Por: Alejandra Arellano
Subdirectora editorial
En junio es el turno de celebrar a papá. Sin tanta algarabía, flores y chocolates pero lo festejamos, dándole su lugar en la familia y como columna vertebral en la educación de los hijos.
Ellos no fueron criados de la misma manera que sus padres, sus abuelos ni bisabuelos; el tiempo y las circunstancias se encargaron de “suavizar” los modos. Quien no recuerda aquellas frases que cuando se da la oportunidad repetimos sin remordimiento, y a veces hasta con gracia: “¡Cállate que soy tu padre!”, “¡No me faltes el respeto, vete a tu habitación, hablamos cuando yo lo diga! Y con la pura mirada, fijada hacia el suelo, se obedecía.
A través de los años las cosas cambiaron. En un contexto social diferente de acuerdo a cada época las posibilidades de relacionarse en general son otras.
Pero no hay que confundir el rol de padre con el del amigo; ambas son parte de una simbiosis, pero es necesario establecer reglas y límites.
En el primer caso hay obligaciones, responsabilidades y el amor fraternal insustituible para educarlos.
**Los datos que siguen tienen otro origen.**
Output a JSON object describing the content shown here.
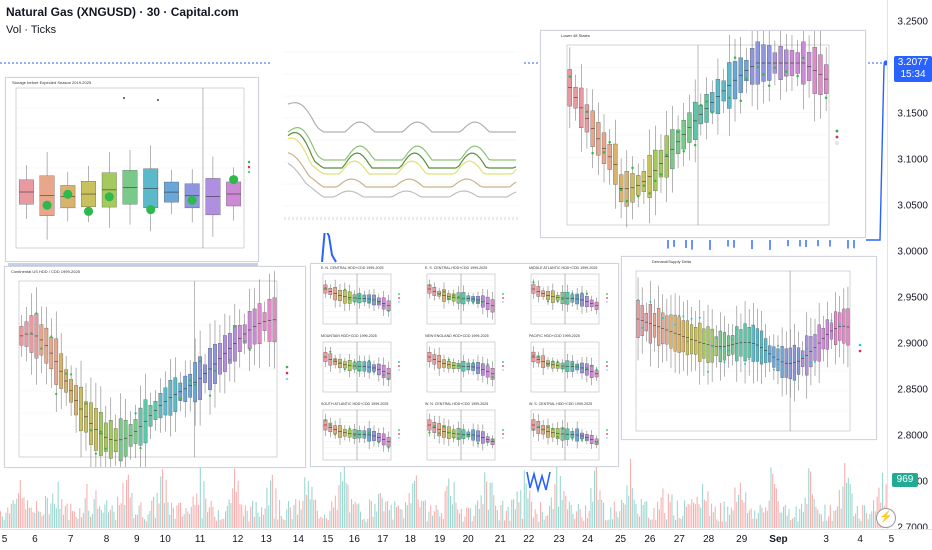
{
  "header": {
    "symbol_title": "Natural Gas (XNGUSD) · 30 · Capital.com",
    "volume_title": "Vol · Ticks"
  },
  "price_axis": {
    "ticks": [
      "3.2500",
      "3.2000",
      "3.1500",
      "3.1000",
      "3.0500",
      "3.0000",
      "2.9500",
      "2.9000",
      "2.8500",
      "2.8000",
      "2.7500",
      "2.7000"
    ],
    "last_price": "3.2077",
    "countdown": "15:34",
    "volume_value": "969"
  },
  "time_axis": {
    "ticks": [
      "5",
      "6",
      "7",
      "8",
      "9",
      "10",
      "11",
      "12",
      "13",
      "14",
      "15",
      "16",
      "17",
      "18",
      "19",
      "20",
      "21",
      "22",
      "23",
      "24",
      "25",
      "26",
      "27",
      "28",
      "29",
      "Sep",
      "3",
      "4",
      "5"
    ]
  },
  "colors": {
    "up": "#26a69a",
    "down": "#ef5350",
    "price_line": "#2962ff",
    "volume_badge": "#22ab94"
  },
  "panels": {
    "p1": {
      "title": "Storage before Expected Season 2019-2025"
    },
    "p3": {
      "title": "Lower 48 States"
    },
    "p4": {
      "title": "Continental US HDD / CDD 1999-2025"
    },
    "p5": {
      "titles": [
        "E. N. CENTRAL HDD+CDD 1999-2025",
        "E. S. CENTRAL HDD+CDD 1999-2025",
        "MIDDLE ATLANTIC HDD+CDD 1999-2025",
        "MOUNTAIN HDD+CDD 1999-2025",
        "NEW ENGLAND HDD+CDD 1999-2025",
        "PACIFIC HDD+CDD 1999-2025",
        "SOUTH ATLANTIC HDD+CDD 1999-2025",
        "W. N. CENTRAL HDD+CDD 1999-2025",
        "W. S. CENTRAL HDD+CDD 1999-2025"
      ]
    },
    "p6": {
      "title": "Demand/Supply Delta"
    }
  },
  "icons": {
    "lightning": "lightning-icon"
  }
}
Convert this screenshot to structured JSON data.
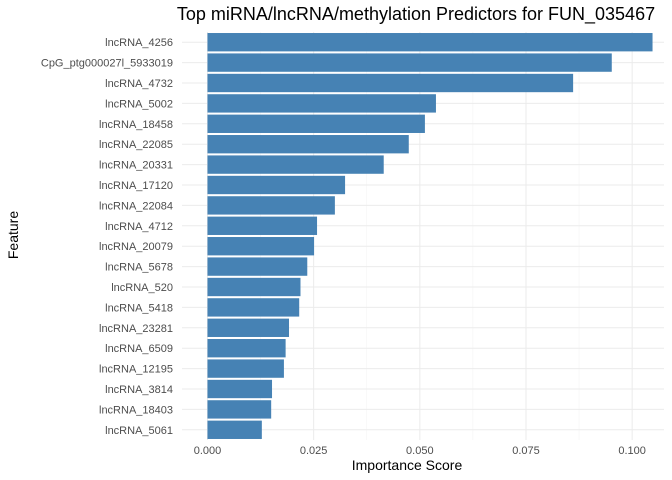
{
  "chart_data": {
    "type": "bar",
    "orientation": "horizontal",
    "title": "Top miRNA/lncRNA/methylation Predictors for FUN_035467",
    "xlabel": "Importance Score",
    "ylabel": "Feature",
    "xlim": [
      -0.006,
      0.1075
    ],
    "xticks": [
      0.0,
      0.025,
      0.05,
      0.075,
      0.1
    ],
    "xtick_labels": [
      "0.000",
      "0.025",
      "0.050",
      "0.075",
      "0.100"
    ],
    "grid": true,
    "bar_color": "#4682B4",
    "categories": [
      "lncRNA_4256",
      "CpG_ptg000027l_5933019",
      "lncRNA_4732",
      "lncRNA_5002",
      "lncRNA_18458",
      "lncRNA_22085",
      "lncRNA_20331",
      "lncRNA_17120",
      "lncRNA_22084",
      "lncRNA_4712",
      "lncRNA_20079",
      "lncRNA_5678",
      "lncRNA_520",
      "lncRNA_5418",
      "lncRNA_23281",
      "lncRNA_6509",
      "lncRNA_12195",
      "lncRNA_3814",
      "lncRNA_18403",
      "lncRNA_5061"
    ],
    "values": [
      0.1048,
      0.0952,
      0.0861,
      0.0538,
      0.0512,
      0.0474,
      0.0415,
      0.0324,
      0.03,
      0.0258,
      0.0251,
      0.0235,
      0.0219,
      0.0216,
      0.0192,
      0.0184,
      0.018,
      0.0152,
      0.015,
      0.0128
    ]
  }
}
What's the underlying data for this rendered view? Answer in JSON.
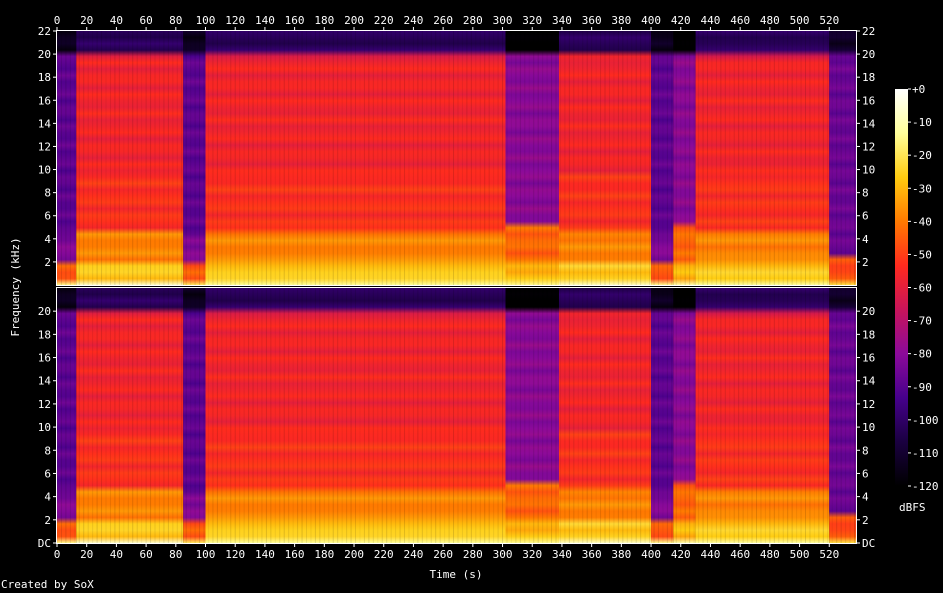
{
  "chart_data": {
    "type": "heatmap",
    "title": "",
    "xlabel": "Time (s)",
    "ylabel": "Frequency (kHz)",
    "xlim": [
      0,
      538
    ],
    "x_ticks": [
      0,
      20,
      40,
      60,
      80,
      100,
      120,
      140,
      160,
      180,
      200,
      220,
      240,
      260,
      280,
      300,
      320,
      340,
      360,
      380,
      400,
      420,
      440,
      460,
      480,
      500,
      520
    ],
    "ylim": [
      0,
      22
    ],
    "channels": [
      {
        "y_ticks": [
          "2",
          "4",
          "6",
          "8",
          "10",
          "12",
          "14",
          "16",
          "18",
          "20",
          "22"
        ]
      },
      {
        "y_ticks": [
          "DC",
          "2",
          "4",
          "6",
          "8",
          "10",
          "12",
          "14",
          "16",
          "18",
          "20"
        ]
      }
    ],
    "colorbar": {
      "label": "dBFS",
      "ticks": [
        "+0",
        "-10",
        "-20",
        "-30",
        "-40",
        "-50",
        "-60",
        "-70",
        "-80",
        "-90",
        "-100",
        "-110",
        "-120"
      ],
      "range": [
        -120,
        0
      ],
      "colors": [
        "#000000",
        "#1a0040",
        "#46008c",
        "#8c0a9a",
        "#c8145a",
        "#ff2a1e",
        "#ff7a00",
        "#ffcc10",
        "#ffff9a",
        "#ffffff"
      ]
    },
    "segments": [
      {
        "start": 0,
        "end": 13,
        "kind": "quiet"
      },
      {
        "start": 13,
        "end": 85,
        "kind": "loud"
      },
      {
        "start": 85,
        "end": 100,
        "kind": "quiet"
      },
      {
        "start": 100,
        "end": 302,
        "kind": "loud"
      },
      {
        "start": 302,
        "end": 338,
        "kind": "mid"
      },
      {
        "start": 338,
        "end": 400,
        "kind": "loud"
      },
      {
        "start": 400,
        "end": 415,
        "kind": "quiet"
      },
      {
        "start": 415,
        "end": 430,
        "kind": "mid"
      },
      {
        "start": 430,
        "end": 520,
        "kind": "loud"
      },
      {
        "start": 520,
        "end": 538,
        "kind": "fade"
      }
    ]
  },
  "footer": {
    "credit": "Created by SoX"
  }
}
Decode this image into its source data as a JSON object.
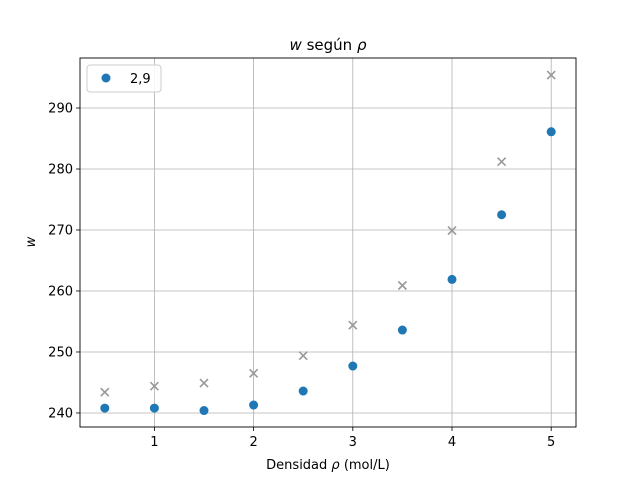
{
  "chart_data": {
    "type": "scatter",
    "title": "w según ρ",
    "title_parts": {
      "var": "w",
      "mid": " según ",
      "rho": "ρ"
    },
    "xlabel": "Densidad ρ (mol/L)",
    "xlabel_parts": {
      "pre": "Densidad ",
      "rho": "ρ",
      "post": " (mol/L)"
    },
    "ylabel": "w",
    "xlim": [
      0.25,
      5.25
    ],
    "ylim": [
      237.7,
      298.2
    ],
    "xticks": [
      1,
      2,
      3,
      4,
      5
    ],
    "yticks": [
      240,
      250,
      260,
      270,
      280,
      290
    ],
    "grid": true,
    "legend": {
      "placement": "top-left",
      "entries": [
        "2,9"
      ]
    },
    "series": [
      {
        "name": "2,9",
        "marker": "circle",
        "color": "#1f77b4",
        "x": [
          0.5,
          1.0,
          1.5,
          2.0,
          2.5,
          3.0,
          3.5,
          4.0,
          4.5,
          5.0
        ],
        "y": [
          240.8,
          240.8,
          240.4,
          241.3,
          243.6,
          247.7,
          253.6,
          261.9,
          272.5,
          286.1
        ]
      },
      {
        "marker": "x",
        "color": "#999999",
        "x": [
          0.5,
          1.0,
          1.5,
          2.0,
          2.5,
          3.0,
          3.5,
          4.0,
          4.5,
          5.0
        ],
        "y": [
          243.4,
          244.4,
          244.9,
          246.5,
          249.4,
          254.4,
          260.9,
          269.9,
          281.2,
          295.4
        ]
      }
    ]
  }
}
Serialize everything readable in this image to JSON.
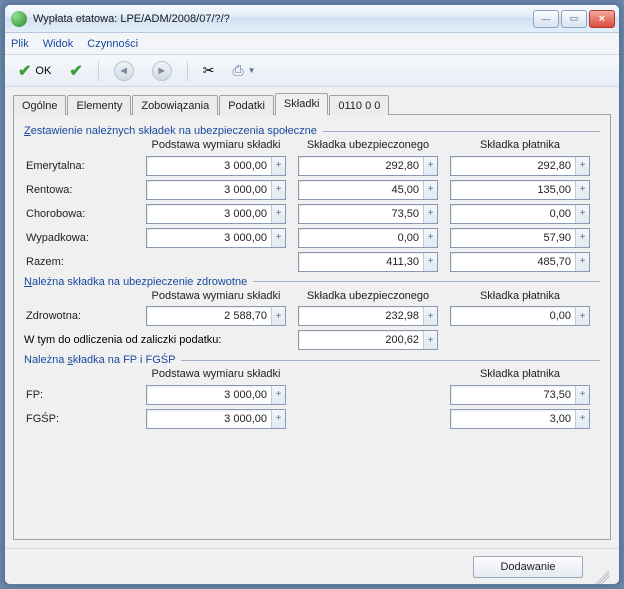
{
  "window": {
    "title": "Wypłata etatowa: LPE/ADM/2008/07/?/?"
  },
  "menu": {
    "file": "Plik",
    "view": "Widok",
    "actions": "Czynności"
  },
  "toolbar": {
    "ok_label": "OK"
  },
  "tabs": {
    "general": "Ogólne",
    "elements": "Elementy",
    "liabilities": "Zobowiązania",
    "taxes": "Podatki",
    "contributions": "Składki",
    "code": "0110 0 0"
  },
  "groups": {
    "social": {
      "title": "Zestawienie należnych składek na ubezpieczenia społeczne",
      "headers": {
        "basis": "Podstawa wymiaru składki",
        "insured": "Składka ubezpieczonego",
        "payer": "Składka płatnika"
      },
      "rows": {
        "emerytalna": {
          "label": "Emerytalna:",
          "basis": "3 000,00",
          "insured": "292,80",
          "payer": "292,80"
        },
        "rentowa": {
          "label": "Rentowa:",
          "basis": "3 000,00",
          "insured": "45,00",
          "payer": "135,00"
        },
        "chorobowa": {
          "label": "Chorobowa:",
          "basis": "3 000,00",
          "insured": "73,50",
          "payer": "0,00"
        },
        "wypadkowa": {
          "label": "Wypadkowa:",
          "basis": "3 000,00",
          "insured": "0,00",
          "payer": "57,90"
        },
        "razem": {
          "label": "Razem:",
          "insured": "411,30",
          "payer": "485,70"
        }
      }
    },
    "health": {
      "title": "Należna składka na ubezpieczenie zdrowotne",
      "headers": {
        "basis": "Podstawa wymiaru składki",
        "insured": "Składka ubezpieczonego",
        "payer": "Składka płatnika"
      },
      "rows": {
        "zdrowotna": {
          "label": "Zdrowotna:",
          "basis": "2 588,70",
          "insured": "232,98",
          "payer": "0,00"
        },
        "deduction": {
          "label": "W tym do odliczenia od zaliczki podatku:",
          "value": "200,62"
        }
      }
    },
    "fp": {
      "title": "Należna składka na FP i FGŚP",
      "headers": {
        "basis": "Podstawa wymiaru składki",
        "payer": "Składka płatnika"
      },
      "rows": {
        "fp": {
          "label": "FP:",
          "basis": "3 000,00",
          "payer": "73,50"
        },
        "fgsp": {
          "label": "FGŚP:",
          "basis": "3 000,00",
          "payer": "3,00"
        }
      }
    }
  },
  "footer": {
    "mode": "Dodawanie"
  },
  "colors": {
    "link": "#1a4aa0",
    "border": "#a0a0a0",
    "field_border": "#8a9ab0",
    "bg": "#f0f0f0"
  }
}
En el segundo: disponibilidad y afecto.
El cuate de mi hijo puede ser su mejor confidente, respetuoso y cercano, y con él disfrutar los momentos más divertidos; igual puede ser con nuestro pa´.
En esta última relación hay que delimitar, lo que permite, reitero, entablar una amistad. Y así cuando se establece en las bases de la confianza, respeto mutuo y el amor incondicional que solo él puede profesar, sin duda podrán chocar los puños o darse cinco con las manos para saludarse como los mejores amigos.